Rezension

Tango und Mathematik

Drei Minuten mit der Wirklichkeit - Wolfram Fleischhauer

Drei Minuten mit der Wirklichkeit
von Wolfram Fleischhauer

Bewertet mit 4.5 Sternen

Giulietta Battin lebte von klein an für den klassischen Tanz. Von Papa Makus gefördert, von Mutter Anita gebremst, sucht die 18-jährige nach ihrem Ballettschulenabschluss nach einem festen Engagement. Durch den Tanz lernt sie den 23-jährigen Argentinier Damian Alsina "el loco" – den Verrückten kennen – und lieben. Als sie eines abends ihren Vater gefesselt von Damian in ihrer Wohnung findet und Damian verschwunden ist, fliegt sie ihm nach Argentinien hinterher...

 

Wolfram Fleischhauer hat es von Beginn an geschafft mich in die Geschichte hinein zu ziehen und zu fesseln. Ich tauche ein in die mir bisher fremde Welt des Ballett und des Tango, sehe mich wie Giulietta an einem kleinen Marmortisch sitzen und zwei Tangotänzern, die eine Geschichte erzählen, beim Tanz zuschauen. Durch Damians Augen habe ich mein Deutschland aus seinem Blickwinkel sehen dürfen und es war spannend zu lesen, wie er uns und unser Land sieht.
 

Guilietta habe ich mit ihren Zweifeln und ihrer Suche nach sich selbst sofort ins Herz geschlossen. Ihrem Vater Markus haftet von Anfang an etwas Verstecktes an, das ich nicht reifen kann. Im Verlauf der Geschichte wird mir zu ihm alles viel klarer. Aber erst die vielen anderen handelnden Personen, mögen sie auch noch so unbedeutend scheinen, machen die Geschichte richtig rund und vollkommen.
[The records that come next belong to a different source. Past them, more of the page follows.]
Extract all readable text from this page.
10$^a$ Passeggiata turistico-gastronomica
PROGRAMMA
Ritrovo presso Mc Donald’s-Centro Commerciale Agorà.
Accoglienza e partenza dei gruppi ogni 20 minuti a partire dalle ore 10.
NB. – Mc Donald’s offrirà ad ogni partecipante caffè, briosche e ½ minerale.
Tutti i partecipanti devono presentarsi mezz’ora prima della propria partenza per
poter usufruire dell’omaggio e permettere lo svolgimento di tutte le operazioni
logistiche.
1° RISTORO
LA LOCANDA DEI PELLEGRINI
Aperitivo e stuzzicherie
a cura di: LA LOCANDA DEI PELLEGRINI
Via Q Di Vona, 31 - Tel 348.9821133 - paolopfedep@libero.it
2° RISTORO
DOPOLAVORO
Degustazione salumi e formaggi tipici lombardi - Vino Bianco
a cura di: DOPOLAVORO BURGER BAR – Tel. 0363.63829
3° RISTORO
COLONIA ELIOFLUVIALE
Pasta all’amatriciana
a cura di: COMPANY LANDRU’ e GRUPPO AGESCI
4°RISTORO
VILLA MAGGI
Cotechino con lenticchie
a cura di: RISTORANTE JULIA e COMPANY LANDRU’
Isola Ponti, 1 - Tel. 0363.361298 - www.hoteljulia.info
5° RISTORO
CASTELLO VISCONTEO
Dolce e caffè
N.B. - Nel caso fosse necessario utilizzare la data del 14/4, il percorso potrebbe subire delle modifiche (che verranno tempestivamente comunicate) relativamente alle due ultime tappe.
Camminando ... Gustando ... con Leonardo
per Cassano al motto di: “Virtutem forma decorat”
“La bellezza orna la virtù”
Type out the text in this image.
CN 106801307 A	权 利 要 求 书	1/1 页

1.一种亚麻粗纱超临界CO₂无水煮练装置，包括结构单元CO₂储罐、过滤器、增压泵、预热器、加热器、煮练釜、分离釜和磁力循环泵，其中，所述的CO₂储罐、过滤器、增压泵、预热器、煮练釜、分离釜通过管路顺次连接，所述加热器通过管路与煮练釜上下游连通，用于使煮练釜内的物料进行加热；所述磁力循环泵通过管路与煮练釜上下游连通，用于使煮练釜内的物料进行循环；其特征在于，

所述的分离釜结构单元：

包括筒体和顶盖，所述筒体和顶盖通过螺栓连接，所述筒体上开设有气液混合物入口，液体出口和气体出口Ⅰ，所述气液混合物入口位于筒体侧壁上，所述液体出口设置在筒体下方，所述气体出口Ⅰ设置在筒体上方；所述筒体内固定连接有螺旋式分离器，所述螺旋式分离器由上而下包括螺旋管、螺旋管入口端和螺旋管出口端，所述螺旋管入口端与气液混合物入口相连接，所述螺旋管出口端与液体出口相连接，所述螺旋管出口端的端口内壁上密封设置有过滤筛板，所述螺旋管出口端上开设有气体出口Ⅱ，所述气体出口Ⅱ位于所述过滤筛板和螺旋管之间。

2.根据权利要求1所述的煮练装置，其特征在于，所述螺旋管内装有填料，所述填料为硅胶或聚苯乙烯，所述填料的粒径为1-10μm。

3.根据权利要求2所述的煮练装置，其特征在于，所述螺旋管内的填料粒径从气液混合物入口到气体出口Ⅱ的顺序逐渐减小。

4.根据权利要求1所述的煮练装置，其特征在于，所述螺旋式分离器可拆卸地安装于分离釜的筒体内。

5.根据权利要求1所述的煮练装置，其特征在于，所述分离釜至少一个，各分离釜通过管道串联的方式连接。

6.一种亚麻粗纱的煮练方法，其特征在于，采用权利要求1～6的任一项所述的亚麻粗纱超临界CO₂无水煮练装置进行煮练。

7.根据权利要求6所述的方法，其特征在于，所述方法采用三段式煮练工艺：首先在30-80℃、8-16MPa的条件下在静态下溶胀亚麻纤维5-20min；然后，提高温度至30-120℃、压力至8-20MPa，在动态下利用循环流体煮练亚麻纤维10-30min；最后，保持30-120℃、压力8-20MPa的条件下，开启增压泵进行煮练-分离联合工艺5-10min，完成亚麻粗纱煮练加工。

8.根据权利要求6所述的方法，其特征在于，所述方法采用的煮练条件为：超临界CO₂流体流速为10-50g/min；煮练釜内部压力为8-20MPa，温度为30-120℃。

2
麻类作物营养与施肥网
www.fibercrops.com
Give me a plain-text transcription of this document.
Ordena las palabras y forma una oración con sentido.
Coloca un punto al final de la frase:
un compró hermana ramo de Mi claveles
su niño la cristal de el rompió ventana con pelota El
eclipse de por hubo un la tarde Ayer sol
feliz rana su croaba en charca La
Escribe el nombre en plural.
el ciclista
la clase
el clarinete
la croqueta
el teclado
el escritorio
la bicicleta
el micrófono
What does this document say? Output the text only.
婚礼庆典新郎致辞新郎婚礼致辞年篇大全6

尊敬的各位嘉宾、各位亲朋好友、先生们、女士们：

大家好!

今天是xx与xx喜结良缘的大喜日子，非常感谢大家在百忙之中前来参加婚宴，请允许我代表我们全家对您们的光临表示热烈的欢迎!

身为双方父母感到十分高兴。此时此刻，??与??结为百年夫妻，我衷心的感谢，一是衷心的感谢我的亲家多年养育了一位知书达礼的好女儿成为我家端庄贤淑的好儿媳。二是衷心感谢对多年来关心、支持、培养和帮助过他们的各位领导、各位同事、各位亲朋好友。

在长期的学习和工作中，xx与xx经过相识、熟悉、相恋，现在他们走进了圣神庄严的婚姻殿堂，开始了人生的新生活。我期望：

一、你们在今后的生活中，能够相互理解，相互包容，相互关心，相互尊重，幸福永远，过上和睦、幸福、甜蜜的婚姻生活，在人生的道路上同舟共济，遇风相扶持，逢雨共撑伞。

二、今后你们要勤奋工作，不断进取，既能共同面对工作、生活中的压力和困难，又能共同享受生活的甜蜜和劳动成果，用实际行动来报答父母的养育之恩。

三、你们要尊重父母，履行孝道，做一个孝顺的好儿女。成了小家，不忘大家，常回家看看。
Das habe ich bisher selten in einem Buch so gespürt.
 

Ich darf mit Guilietta nach Argentinien reisen und erfahre Vieles über die jüngere Geschichte des Landes, über die Beziehung zwischen Deutschland und Argentinien, über die Militärdiktatur. Und es macht mich wütend und ich bin entsetzt wenn ich lese, was sie mit den Menschen gemacht hat.

Der Autor fängt die Atmosphäre in Buenos Aires mit präzisen Worten so gekonnt ein, dass ich mit den Bildern, die er in meinem Kopf entstehen lässt, direkt in einem der Tangolokale dabei bin. Es gibt so viele Gesetze, Codes und Rituale in Argentinien, die den Tango betreffen und es war für mich sehr interessant, einen Blick hinter die Kulissen werfen zu können.

 

Wolfram Fleischhauer, der virtuos mit Worten jongliert, erzählt nicht nur eine Liebesgeschichte, gibt Einblicke in einen Politthriller, die Geschichte des Tangos und in eine etwas verworrene Familiengeschichte. Er verwebt alles zu einem kunstvollen, intensiven Gesamtbild.

 

Dies ist die Geschichte einer jungen Frau, die auf der Suche nach sich selbst etwas verliert und vieles gewinnt, und die mir sehr angeregte Lesestunden beschert hat.